Troubleshooting ODBC Errors
Sometimes, Windows doesn't want to tell you anything useful. Sometimes, PHP wants to flat lie to you. I ran into a couple roadblocks recently while setting up PHP on a Windows server, and I thought it might be nice of me to share the experience. That way, next time this happens, I only need to read my own blog to see how I handled it last time.
Recently, I was doing some testing with the ODBC driver for a somewhat exotic data format. For this use case, I needed to get it working with PHP Version 7.0.2 running on IIS 7. The initial set up, while somewhat tricky, went well enough. I was able to open up the DSN in LibreOffice Base and both view and edit the data. Frankly, at this point, I thought I was home free.
The next step was to to access the data via PHP. I wrote up a simple "Hello World1" and the page loaded flawlessly. Then I added a call to my data.
$connect = odbc_connect($dsn, "", "") or
die("ODBC Error:: ".odbc_error()." :: ".odbc_errormsg()." :: ".$dsn);
$query = "SELECT field1 FROM table1 ";
$result = odbc_exec($connect, $query);
$field1 = odbc_result($result, 1);
Which netted me:
There is a problem with the resource you are looking for, and it cannot be displayed.
...which was spectacularly unhelpful. However, after a little thought, it occurred to me that this was probably as opaque as it was on purpose.

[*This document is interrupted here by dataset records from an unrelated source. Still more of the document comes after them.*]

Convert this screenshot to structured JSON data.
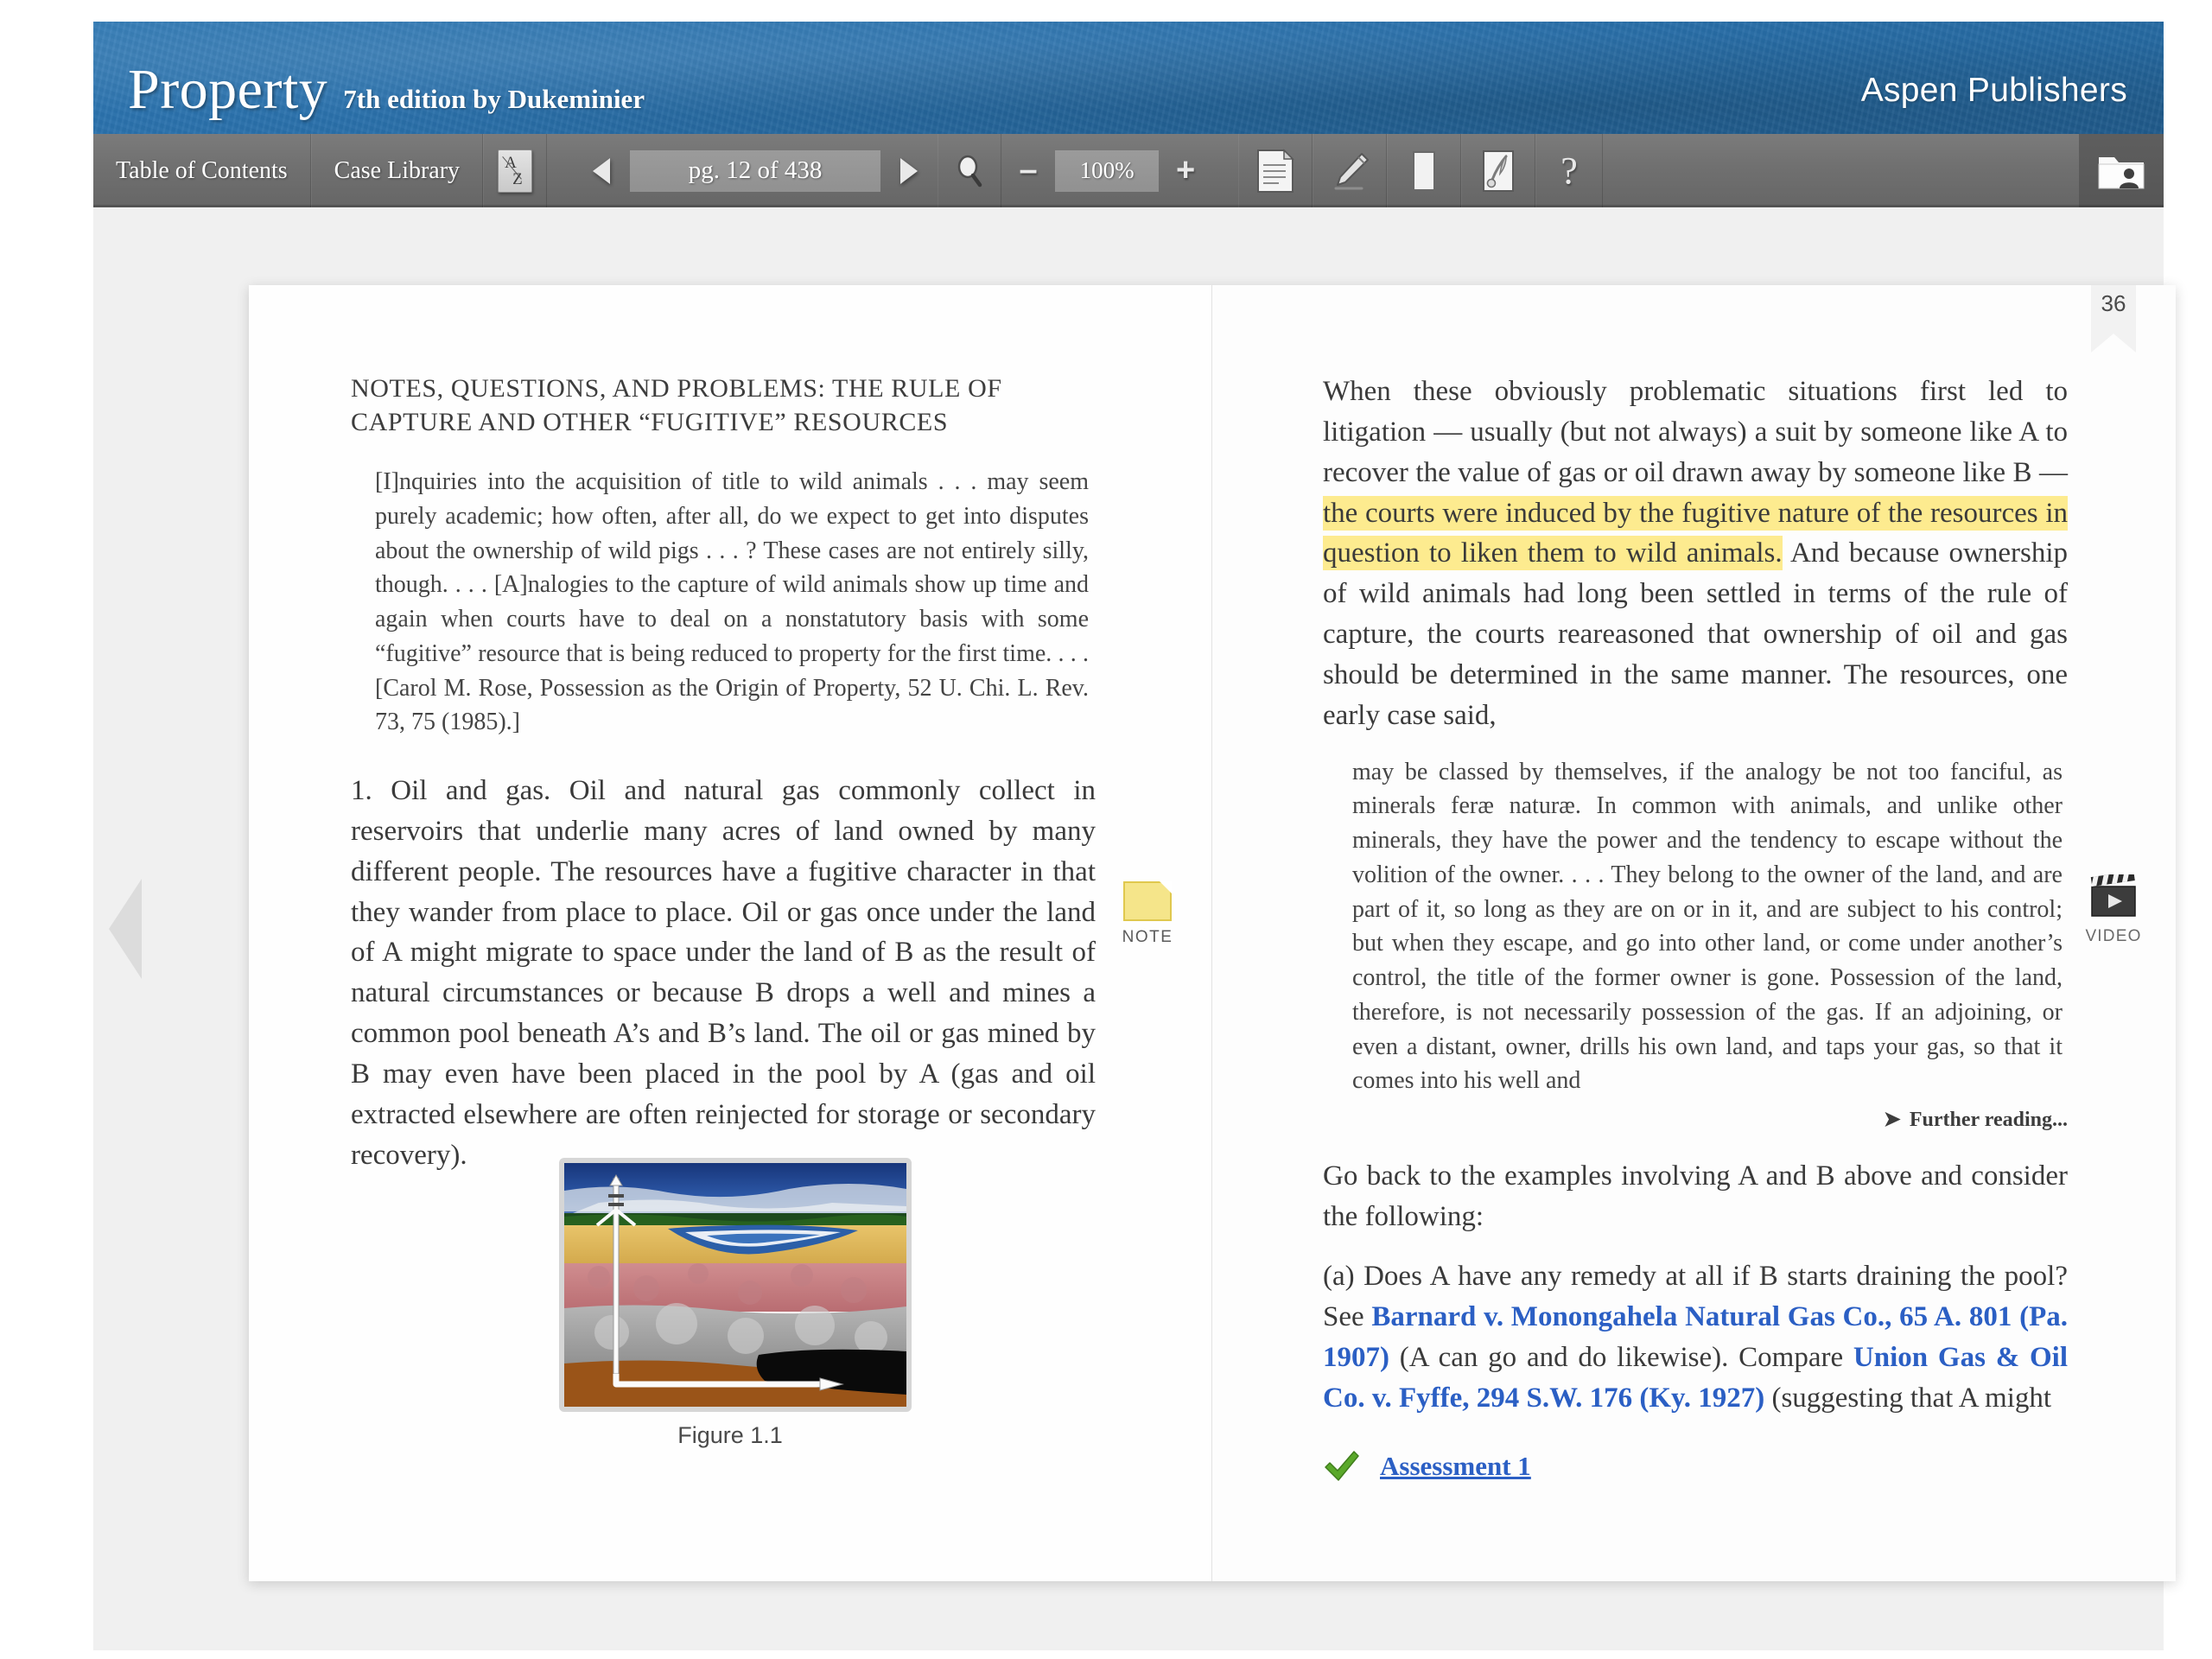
{
  "header": {
    "book_title": "Property",
    "book_subtitle": "7th edition by Dukeminier",
    "publisher": "Aspen Publishers",
    "brand_color": "#2b72ad"
  },
  "toolbar": {
    "table_of_contents": "Table of Contents",
    "case_library": "Case Library",
    "glossary_icon": "a-z-glossary-icon",
    "prev_page_icon": "arrow-left-icon",
    "page_value": "pg. 12 of 438",
    "next_page_icon": "arrow-right-icon",
    "search_icon": "search-icon",
    "zoom_out_label": "–",
    "zoom_value": "100%",
    "zoom_in_label": "+",
    "notes_icon": "notes-document-icon",
    "highlighter_icon": "highlighter-pen-icon",
    "bookmark_icon": "bookmark-icon",
    "annotations_icon": "quill-notebook-icon",
    "help_label": "?",
    "my_folder_icon": "user-folder-icon"
  },
  "reader": {
    "prev_page_chevron": "chevron-left-icon",
    "next_page_chevron": "chevron-right-icon",
    "bookmark_page_number": "36"
  },
  "left_page": {
    "section_heading": "NOTES, QUESTIONS, AND PROBLEMS: THE RULE OF CAPTURE AND OTHER “FUGITIVE” RESOURCES",
    "blockquote": "[I]nquiries into the acquisition of title to wild animals . . . may seem purely academic; how often, after all, do we expect to get into disputes about the ownership of wild pigs . . . ? These cases are not entirely silly, though. . . . [A]nalogies to the capture of wild animals show up time and again when courts have to deal on a nonstatutory basis with some “fugitive” resource that is being reduced to property for the first time. . . . [Carol M. Rose, Possession as the Origin of Property, 52 U. Chi. L. Rev. 73, 75 (1985).]",
    "body_paragraph": "1. Oil and gas. Oil and natural gas commonly collect in reservoirs that underlie many acres of land owned by many different people. The resources have a fugitive character in that they wander from place to place. Oil or gas once under the land of A might migrate to space under the land of B as the result of natural circumstances or because B drops a well and mines a common pool beneath A’s and B’s land. The oil or gas mined by B may even have been placed in the pool by A (gas and oil extracted elsewhere are often reinjected for storage or secondary recovery).",
    "note_marker_label": "NOTE",
    "figure_caption": "Figure 1.1"
  },
  "right_page": {
    "para_1_before_highlight": "When these obviously problematic situations first led to litigation — usually (but not always) a suit by someone like A to recover the value of gas or oil drawn away by someone like B — ",
    "para_1_highlight": "the courts were induced by the fugitive nature of the resources in question to liken them to wild animals.",
    "para_1_after_highlight": " And because ownership of wild animals had long been settled in terms of the rule of capture, the courts reareasoned that ownership of oil and gas should be determined in the same manner. The resources, one early case said,",
    "highlight_color": "#fdeb8f",
    "blockquote": "may be classed by themselves, if the analogy be not too fanciful, as minerals feræ naturæ. In common with animals, and unlike other minerals, they have the power and the tendency to escape without the volition of the owner. . . . They belong to the owner of the land, and are part of it, so long as they are on or in it, and are subject to his control; but when they escape, and go into other land, or come under another’s control, the title of the former owner is gone. Possession of the land, therefore, is not necessarily possession of the gas. If an adjoining, or even a distant, owner, drills his own land, and taps your gas, so that it comes into his well and",
    "further_reading": "Further reading...",
    "para_2": "Go back to the examples involving A and B above and consider the following:",
    "para_3_a": "(a) Does A have any remedy at all if B starts draining the pool? See ",
    "case_link_1": "Barnard v. Monongahela Natural Gas Co., 65 A. 801 (Pa. 1907)",
    "para_3_b": " (A can go and do likewise). Compare ",
    "case_link_2": "Union Gas & Oil Co. v. Fyffe, 294 S.W. 176 (Ky. 1927)",
    "para_3_c": " (suggesting that A might",
    "assessment_label": "Assessment 1",
    "assessment_icon": "green-check-icon",
    "video_marker_label": "VIDEO",
    "link_color": "#2b5fc4"
  }
}
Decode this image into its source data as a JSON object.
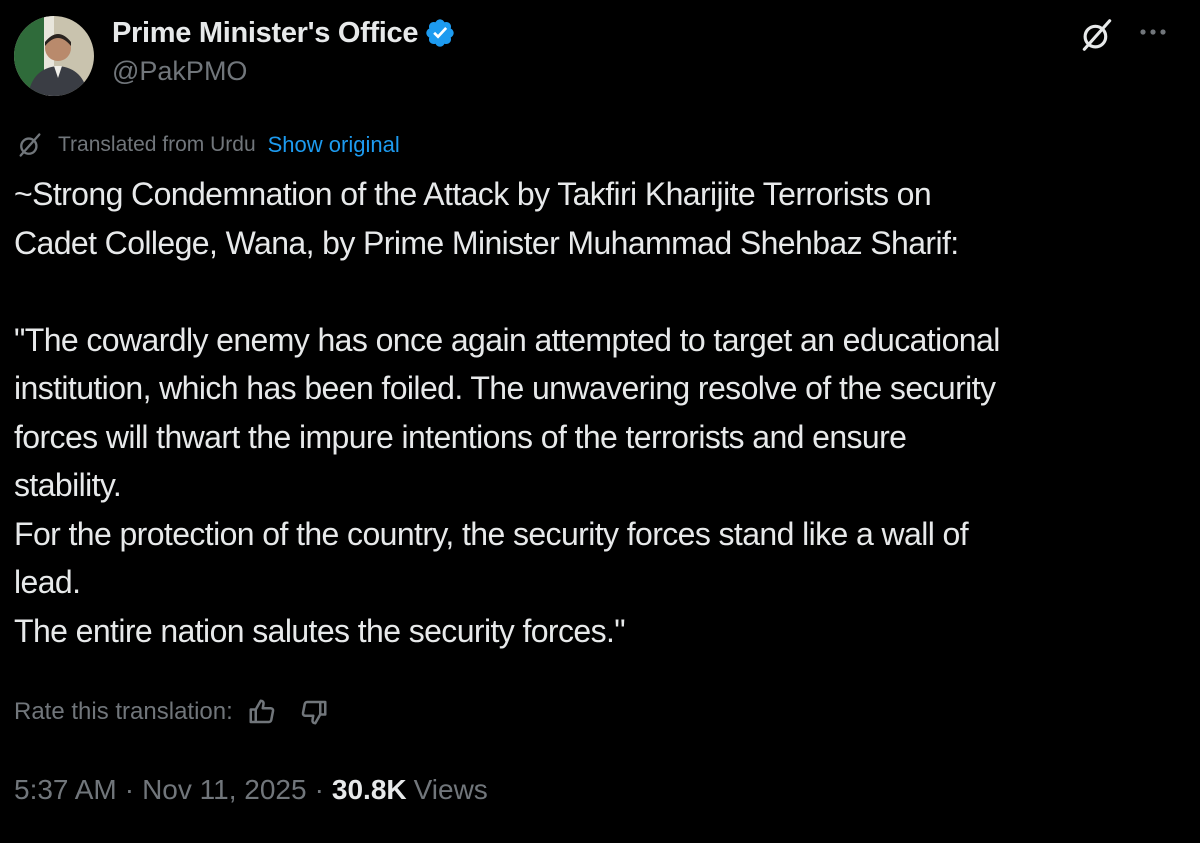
{
  "author": {
    "display_name": "Prime Minister's Office",
    "handle": "@PakPMO",
    "verified": true,
    "avatar_icon": "profile-photo"
  },
  "header_actions": {
    "grok_icon": "grok-icon",
    "more_icon": "more-options-icon"
  },
  "translation": {
    "label": "Translated from Urdu",
    "show_original": "Show original",
    "rate_label": "Rate this translation:"
  },
  "body": {
    "lines": [
      "~Strong Condemnation of the Attack by Takfiri Kharijite Terrorists on",
      "Cadet College, Wana, by Prime Minister Muhammad Shehbaz Sharif:",
      "",
      "\"The cowardly enemy has once again attempted to target an educational",
      "institution, which has been foiled. The unwavering resolve of the security",
      "forces will thwart the impure intentions of the terrorists and ensure",
      "stability.",
      "For the protection of the country, the security forces stand like a wall of",
      "lead.",
      "The entire nation salutes the security forces.\""
    ]
  },
  "meta": {
    "time": "5:37 AM",
    "separator": "·",
    "date": "Nov 11, 2025",
    "views_count": "30.8K",
    "views_label": "Views"
  },
  "colors": {
    "background": "#000000",
    "text": "#e7e9ea",
    "secondary": "#71767b",
    "link": "#1d9bf0",
    "verified": "#1d9bf0"
  }
}
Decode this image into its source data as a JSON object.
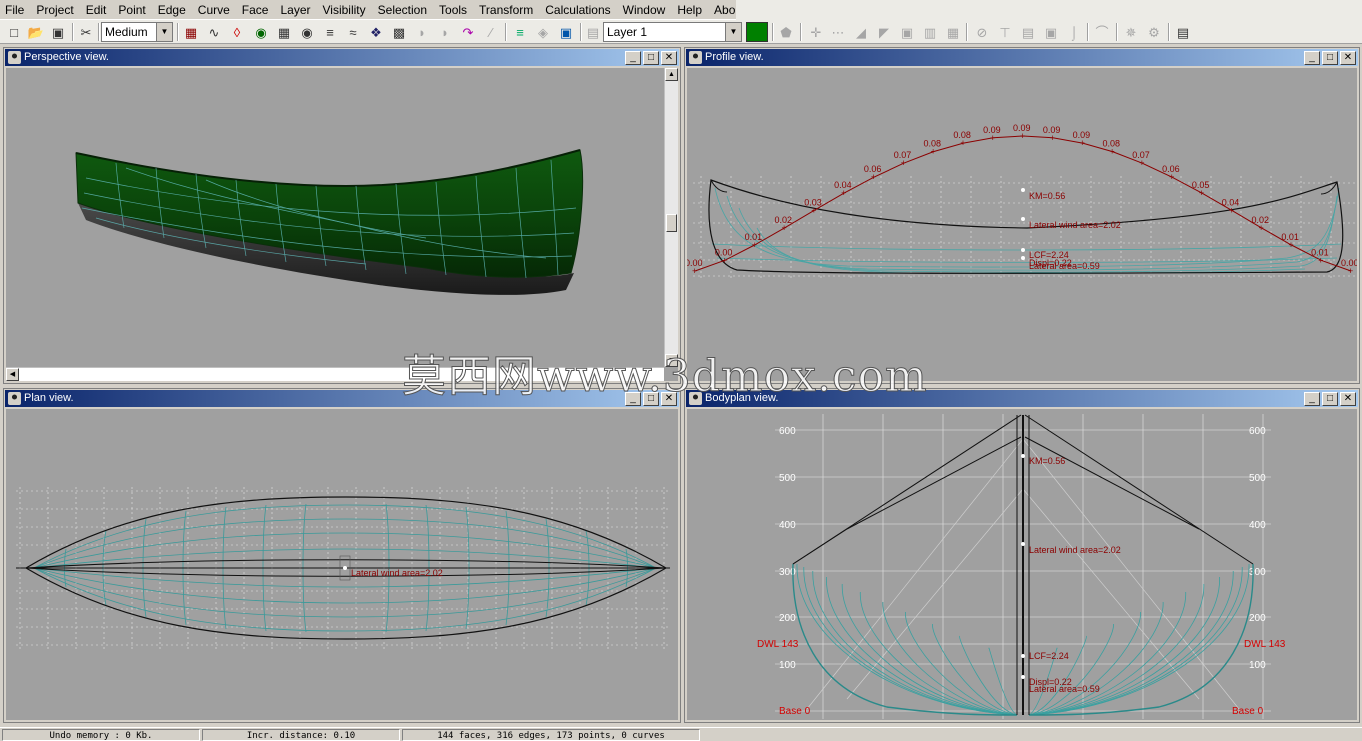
{
  "menu": [
    "File",
    "Project",
    "Edit",
    "Point",
    "Edge",
    "Curve",
    "Face",
    "Layer",
    "Visibility",
    "Selection",
    "Tools",
    "Transform",
    "Calculations",
    "Window",
    "Help",
    "About"
  ],
  "toolbar": {
    "precision_value": "Medium",
    "layer_value": "Layer 1",
    "layer_color": "#008000",
    "icons_group1": [
      "new-file-icon",
      "open-file-icon",
      "save-icon"
    ],
    "icons_group2": [
      "control-net-icon",
      "interior-edges-icon",
      "curvature-icon",
      "shade-icon",
      "grid-icon",
      "stations-icon",
      "buttocks-icon",
      "waterlines-icon",
      "diagonals-icon",
      "hydrostatic-features-icon",
      "flowlines-icon",
      "markers-icon",
      "zebra-icon",
      "curvature-plot-icon"
    ],
    "icons_group3": [
      "add-layer-icon",
      "delete-layer-icon",
      "layer-props-icon"
    ],
    "icons_group4": [
      "new-face-icon",
      "add-point-icon",
      "collapse-point-icon",
      "insert-plane-icon",
      "intersect-icon",
      "lock-icon",
      "unlock-icon",
      "unlock-all-icon",
      "extract-point-icon",
      "connect-points-icon",
      "split-edge-icon",
      "crease-icon",
      "new-edge-icon",
      "new-curve-icon",
      "check-model-icon",
      "remove-unused-icon",
      "delete-negative-icon",
      "design-hydrostatics-icon"
    ]
  },
  "viewports": {
    "perspective": {
      "title": "Perspective view."
    },
    "profile": {
      "title": "Profile view.",
      "sac_labels": [
        "0.00",
        "0.00",
        "0.01",
        "0.02",
        "0.03",
        "0.04",
        "0.06",
        "0.07",
        "0.08",
        "0.08",
        "0.09",
        "0.09",
        "0.09",
        "0.09",
        "0.08",
        "0.07",
        "0.06",
        "0.05",
        "0.04",
        "0.02",
        "0.01",
        "0.01",
        "0.00"
      ],
      "hydro_labels": {
        "km": "KM=0.56",
        "lateral_wind": "Lateral wind area=2.02",
        "lcf": "LCF=2.24",
        "displ": "Displ=0.22",
        "lateral_area": "Lateral area=0.59"
      }
    },
    "plan": {
      "title": "Plan view.",
      "overlap_label": "Lateral wind area=2.02"
    },
    "bodyplan": {
      "title": "Bodyplan view.",
      "y_ticks": [
        "600",
        "500",
        "400",
        "300",
        "200",
        "100"
      ],
      "dwl_label": "DWL 143",
      "base_label": "Base 0",
      "hydro_labels": {
        "km": "KM=0.56",
        "lateral_wind": "Lateral wind area=2.02",
        "lcf": "LCF=2.24",
        "displ": "Displ=0.22",
        "lateral_area": "Lateral area=0.59"
      }
    }
  },
  "watermark": "莫西网www.3dmox.com",
  "status": {
    "undo": "Undo memory : 0 Kb.",
    "increment": "Incr. distance: 0.10",
    "model_info": "144 faces, 316 edges, 173 points, 0 curves"
  }
}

If an error message is too precise, it will both a) help hackers and b) be ugly. So, after looking around, I found some code to add to the web.config file. This file should be in the root of the site. If it's not there, create a blank one and add this to it:
<httpErrors errorMode="Detailed" />
Once I did that, the same page netted me this:
Now, that was considerably more useful. "Undefined"? How can it be undefined? The PHP.ini file I had said this:
; Note that ODBC support is built in, so no dll is needed for it.
In fact, the DLL for ODBC wasn't even listed among those you could comment out because, well, it wasn't needed.
After a bit of fruitless research, I found what the DLL used to be called, back when it was needed, and added it anyway:
Did a quick iisreset, reloaded the browser and got a page full of field1.
So, there you have it. There are ways to make your IIS server talk. Probably want to change it back on Production servers, when you aren't troubleshooting. And INI documentation is, occasionally, not accurate. Not much you can do there but bark up the wrong tree for a while, and then trust your instincts. Hopefully, you can cycle through that process a little faster than I did.